Ingredients:
- 150g fresh baby spinach
- 75g Greek feta cheese, crumbled
- 50g low-moisture mozzarella cheese, shredded
- 30g red onion, finely diced
- 1 clove garlic, minced
- 0.5 tsp dried oregano
- 0.25 tsp red pepper flakes
- 2 large (10-inch) flour tortillas
- 1 tbsp extra virgin olive oil
Instructions:
- Wilt the spinach. Place 150g baby spinach in a dry pan over medium heat until the leaves collapse and turn dark green.
- Expel the moisture. Transfer the wilted spinach to a colander and press with a spoon Note: This prevents the tortilla from becoming a soggy mess.
- Sauté aromatics. Heat a tiny drop of oil in the pan and cook the 30g red onion and 1 clove minced garlic until translucent and fragrant.
- Create the mixture. In a medium bowl, combine the wilted spinach, onions, garlic, 75g crumbled feta, 0.5 tsp oregano, and 0.25 tsp red pepper flakes.
- Prepare the tortilla. Lay one large tortilla flat and spread 25g of the mozzarella over one half.
- Layer the filling. Spread the spinach feta mixture evenly over the mozzarella, then top with the remaining 25g of mozzarella Note: This cheese sandwich method locks the filling in place.

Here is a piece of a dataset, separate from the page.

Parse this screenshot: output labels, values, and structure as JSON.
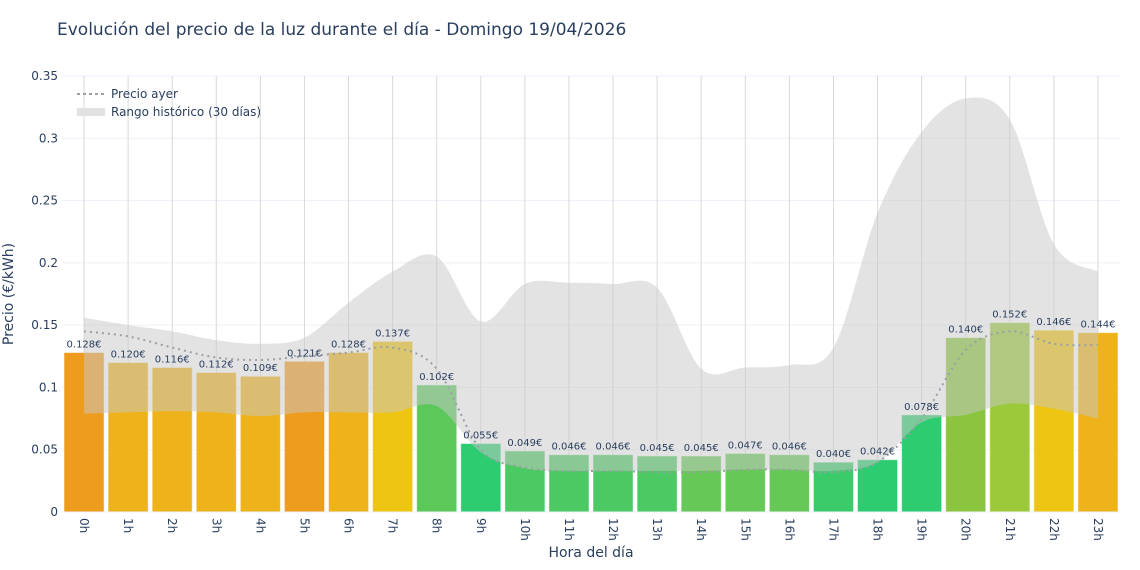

- Heat the skillet. Add 0.5 tbsp olive oil to the pan over medium high heat until the oil shimmers slightly.
- The first sear. Fold the tortilla over and place it in the pan. Cook for 3 minutes until the bottom is deep golden and rigid.
- The flip. Carefully turn the quesadilla over and add the remaining oil if the pan looks dry.
- Final melt. Cook the second side for 2-3 minutes until the cheese is bubbling at the edges.